We’re losing customers who could have led to a hire if they created a direct lead project instead.
Trade-off
We don’t want to hamper the experience for high-intent customers who would’ve made a booking anyway from doing so.
Solution
By re-arranging the steps of the direct leads flow, we will be able to create a DL project for customers right after the scheduling step.
Right after this step, we will recommend that the customer continues to book a specific time-slot by bringing in a strong value proposition. If they choose to do it, they upgrade to a booking. Else, we’ve captured them as a direct lead project.
This came from the lead engineer
The proposal of this flow came from one of the engineers, who was closest to the technical feasibility of the above solution. My fear with this solution was that it created a project for a customer without much clarity, which could lead to accidental projects and thus downstream cancellations.
Diagramming, as a tool for discussion
To facilitate a discussion with my cross-functional partners, I used diagrams to illustrate the proposed solution as well as some alternatives.
Design principles to the rescue
However, it became clear that the suggestion from the team had higher chances of helping us hit our targets and balance the trade-off.

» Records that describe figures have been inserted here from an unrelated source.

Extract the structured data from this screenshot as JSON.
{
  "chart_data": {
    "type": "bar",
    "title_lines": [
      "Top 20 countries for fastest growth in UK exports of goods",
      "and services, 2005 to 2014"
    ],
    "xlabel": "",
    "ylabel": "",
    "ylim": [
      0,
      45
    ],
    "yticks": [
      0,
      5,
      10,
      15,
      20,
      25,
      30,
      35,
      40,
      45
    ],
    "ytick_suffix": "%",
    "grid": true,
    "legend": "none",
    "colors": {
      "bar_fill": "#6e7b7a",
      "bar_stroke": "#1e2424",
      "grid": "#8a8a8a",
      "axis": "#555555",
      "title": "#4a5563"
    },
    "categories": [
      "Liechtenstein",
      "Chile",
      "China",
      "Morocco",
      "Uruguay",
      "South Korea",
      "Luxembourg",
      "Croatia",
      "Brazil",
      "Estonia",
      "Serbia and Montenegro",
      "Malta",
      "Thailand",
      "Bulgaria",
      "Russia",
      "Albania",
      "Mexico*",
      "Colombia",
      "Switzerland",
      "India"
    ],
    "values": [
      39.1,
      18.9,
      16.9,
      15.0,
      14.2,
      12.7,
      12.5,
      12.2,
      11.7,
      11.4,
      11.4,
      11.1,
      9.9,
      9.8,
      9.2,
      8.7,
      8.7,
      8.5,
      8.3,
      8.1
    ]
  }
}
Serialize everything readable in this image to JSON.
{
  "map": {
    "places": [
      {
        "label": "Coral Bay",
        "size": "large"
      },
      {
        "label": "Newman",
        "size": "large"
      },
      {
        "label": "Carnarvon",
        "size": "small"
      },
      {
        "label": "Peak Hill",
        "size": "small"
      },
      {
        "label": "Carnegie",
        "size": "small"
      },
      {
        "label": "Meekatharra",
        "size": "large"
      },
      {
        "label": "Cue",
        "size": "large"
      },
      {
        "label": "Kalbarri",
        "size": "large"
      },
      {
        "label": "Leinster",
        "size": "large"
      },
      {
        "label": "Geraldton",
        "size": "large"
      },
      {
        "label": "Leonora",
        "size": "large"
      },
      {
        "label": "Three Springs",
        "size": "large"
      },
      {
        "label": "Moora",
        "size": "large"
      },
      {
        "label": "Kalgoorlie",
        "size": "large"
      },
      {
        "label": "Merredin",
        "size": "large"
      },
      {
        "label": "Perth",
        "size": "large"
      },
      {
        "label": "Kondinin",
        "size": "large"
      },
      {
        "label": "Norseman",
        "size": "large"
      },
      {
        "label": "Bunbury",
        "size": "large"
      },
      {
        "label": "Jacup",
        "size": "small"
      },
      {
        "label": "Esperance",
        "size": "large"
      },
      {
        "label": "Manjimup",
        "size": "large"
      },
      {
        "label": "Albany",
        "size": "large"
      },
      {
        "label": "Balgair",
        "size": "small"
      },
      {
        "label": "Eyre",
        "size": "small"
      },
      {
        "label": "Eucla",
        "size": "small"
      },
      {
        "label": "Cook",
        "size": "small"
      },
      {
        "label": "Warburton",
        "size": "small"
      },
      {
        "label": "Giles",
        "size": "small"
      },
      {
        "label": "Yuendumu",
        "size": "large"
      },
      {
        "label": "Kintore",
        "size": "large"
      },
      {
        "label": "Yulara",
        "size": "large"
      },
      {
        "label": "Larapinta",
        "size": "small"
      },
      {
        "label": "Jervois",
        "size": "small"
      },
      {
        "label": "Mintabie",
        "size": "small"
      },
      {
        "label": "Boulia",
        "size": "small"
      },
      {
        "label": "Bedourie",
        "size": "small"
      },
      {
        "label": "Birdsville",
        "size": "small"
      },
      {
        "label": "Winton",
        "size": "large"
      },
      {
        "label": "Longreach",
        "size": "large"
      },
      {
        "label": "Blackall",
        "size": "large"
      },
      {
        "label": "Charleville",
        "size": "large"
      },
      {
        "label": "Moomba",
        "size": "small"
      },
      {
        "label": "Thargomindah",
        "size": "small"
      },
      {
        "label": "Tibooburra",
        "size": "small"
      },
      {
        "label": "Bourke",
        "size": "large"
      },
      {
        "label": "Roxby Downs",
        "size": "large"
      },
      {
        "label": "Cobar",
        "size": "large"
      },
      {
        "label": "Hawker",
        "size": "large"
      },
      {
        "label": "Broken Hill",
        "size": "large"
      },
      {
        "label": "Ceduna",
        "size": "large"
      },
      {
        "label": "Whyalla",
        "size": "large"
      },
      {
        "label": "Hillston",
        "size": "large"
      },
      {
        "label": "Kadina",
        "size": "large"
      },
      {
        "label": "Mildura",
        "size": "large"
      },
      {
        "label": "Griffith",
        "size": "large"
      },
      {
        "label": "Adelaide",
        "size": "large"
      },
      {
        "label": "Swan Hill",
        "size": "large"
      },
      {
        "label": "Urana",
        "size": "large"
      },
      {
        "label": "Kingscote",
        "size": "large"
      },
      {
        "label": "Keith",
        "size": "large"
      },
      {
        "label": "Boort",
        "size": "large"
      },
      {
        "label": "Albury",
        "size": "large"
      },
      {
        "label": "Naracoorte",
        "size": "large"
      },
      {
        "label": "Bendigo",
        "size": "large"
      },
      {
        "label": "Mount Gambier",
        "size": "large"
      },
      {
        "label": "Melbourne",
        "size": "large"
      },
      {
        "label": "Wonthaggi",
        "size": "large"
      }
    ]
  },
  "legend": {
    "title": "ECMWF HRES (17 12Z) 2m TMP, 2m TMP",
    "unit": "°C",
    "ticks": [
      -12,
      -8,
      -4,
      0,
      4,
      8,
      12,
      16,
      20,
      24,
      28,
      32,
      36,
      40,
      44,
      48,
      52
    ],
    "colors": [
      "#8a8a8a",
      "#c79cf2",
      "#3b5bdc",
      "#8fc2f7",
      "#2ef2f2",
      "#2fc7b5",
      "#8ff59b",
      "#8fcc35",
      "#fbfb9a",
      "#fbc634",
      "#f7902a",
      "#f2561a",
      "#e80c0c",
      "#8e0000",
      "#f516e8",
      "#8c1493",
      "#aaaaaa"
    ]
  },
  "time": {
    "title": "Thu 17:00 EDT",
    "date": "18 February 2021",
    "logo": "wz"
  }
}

My role was then to ensure that the customer was well-informed and ‘hand-held’ through the process, so that they don’t make accidental bookings.
1. Over-communicate
2. Flexibility over direction
Final designs
We deployed the experiment for a period 4 weeks. I explored several UX and UI variations for the main upsell screen. I also collaborated very closely with my content partner to articulate the value proposition.
Articulating the value proposition
The the value proposition to upsell a booking was key to this experiment. I worked closely with my content partner to articulate this.
Pre-launch business implication
When a PM from an adjacent team reached out and expressed concerns about certain revenue implications of this solution, I worked with her to dive head-first into the revenue and engineering systems to solve for those implications. I detailed out user flows that ensured that we balanced revenue with the right user experience for this experiment.
Next steps
Given that this experiment was directionally positive, it is now shipped nationwide. The team’s next responsibility is to increase booking share with this experience.